Infoscience

Thesis

Viollet-le-Duc, architetto

The purpose of the thesis is to fill a gap in the publications about Viollet-le-Duc, outlining his profile as an architect through a chronological study of his projects, whether built or not, of his theoretic writings and, when useful, of his restoration works, to achieve a full vision of his extraordinary contribution. His theoretic and practical work has been studied through a precise bibliographical and documentary research as well as the direct analysis of his architectures and the monuments he restored in various regions of France. Furthermore, his works and writings have been put back in their historical context. The thesis recounts the origin and the development of Viollet-le-Duc's rational vision of Gothic and the growing focus on construction in his conception of architecture, from his education years in France and in Italy, to his maturity. Viollet-le-Duc defines principles deriving from Gothic that act as formal and spatial qualification of the project.
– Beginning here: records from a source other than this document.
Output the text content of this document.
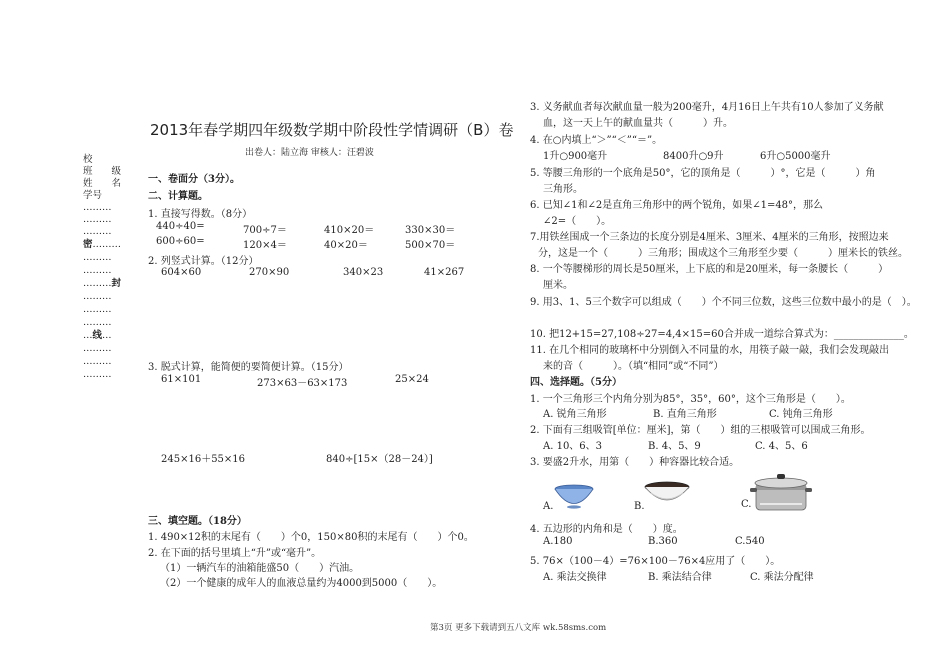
2013年春学期四年级数学期中阶段性学情调研（B）卷
出卷人：陆立海 审核人：汪碧波
校
班　　级
姓　　名
学号
………
………
………
密………
………
………
………封
………
………
………
…线…
………
………
………
一、卷面分（3分）。
二、计算题。
1. 直接写得数。（8分）
440÷40=	700÷7＝	410×20＝	330×30＝
600÷60=	120×4＝	40×20＝	500×70＝
2. 列竖式计算。（12分）
604×60	270×90	340×23	41×267
3. 脱式计算，能简便的要简便计算。（15分）
61×101	273×63－63×173	25×24
245×16＋55×16	840÷[15×（28－24）]
三、填空题。（18分）
1. 490×12积的末尾有（　　）个0，150×80积的末尾有（　　）个0。
2. 在下面的括号里填上“升”或“毫升”。
（1）一辆汽车的油箱能盛50（　　）汽油。
（2）一个健康的成年人的血液总量约为4000到5000（　　）。
3. 义务献血者每次献血量一般为200毫升，4月16日上午共有10人参加了义务献
血，这一天上午的献血量共（　　　）升。
4. 在○内填上“＞”“＜”“＝”。
1升○900毫升	8400升○9升	6升○5000毫升
5. 等腰三角形的一个底角是50°，它的顶角是（　　　）°，它是（　　　）角
三角形。
6. 已知∠1和∠2是直角三角形中的两个锐角，如果∠1=48°，那么
∠2=（　　）。
7.用铁丝围成一个三条边的长度分别是4厘米、3厘米、4厘米的三角形，按照边来
分，这是一个（　　　）三角形；围成这个三角形至少要（　　　）厘米长的铁丝。
8. 一个等腰梯形的周长是50厘米，上下底的和是20厘米，每一条腰长（　　　）
厘米。
9. 用3、1、5三个数字可以组成（　　）个不同三位数，这些三位数中最小的是（　）。
10. 把12+15=27,108÷27=4,4×15=60合并成一道综合算式为：______________。
11. 在几个相同的玻璃杯中分别倒入不同量的水，用筷子敲一敲，我们会发现敲出
来的音（　　　）。（填“相同”或“不同”）
四、选择题。（5分）
1. 一个三角形三个内角分别为85°，35°，60°，这个三角形是（　　）。
A. 锐角三角形	B. 直角三角形	C. 钝角三角形
2. 下面有三组吸管[单位：厘米]，第（　　）组的三根吸管可以围成三角形。
A. 10、6、3	B. 4、5、9	C. 4、5、6
3. 要盛2升水，用第（　　）种容器比较合适。
A.	B.	C.
4. 五边形的内角和是（　　）度。
A.180	B.360	C.540
5. 76×（100－4）=76×100－76×4应用了（　　）。
A. 乘法交换律	B. 乘法结合律	C. 乘法分配律
第3页 更多下载请到五八文库 wk.58sms.com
The fundamentals of his vision are truth of construction, of structure and of materials, focus on structure in the project process and in the definition of the sculptural and pictorial ornament, polychromy deriving from construction, expressing outside the structure and the interior functions, articulation of volumes. From these principles, Viollet-le-Duc tries to draw a method different from the Beaux-Arts, a truly modern and rational new style. While searching for an alternative to the Beaux-Arts system, Viollet-le-Duc studies the nature and scientific theories of his century. The very analogy with crystals makes it possible for Viollet-le-Duc to conceive a totally new structure in the theoretic projects in masonry and metal. From the morphology of plants and animals, Viollet-le-Duc draws references for the formal definition of metallic structures. Regarding ornament, Viollet-le-Duc pushes to extreme limits the inspiration of nature stemming from the study of medieval examples. His stylized forms with increasingly free lines open the way to Art Nouveau.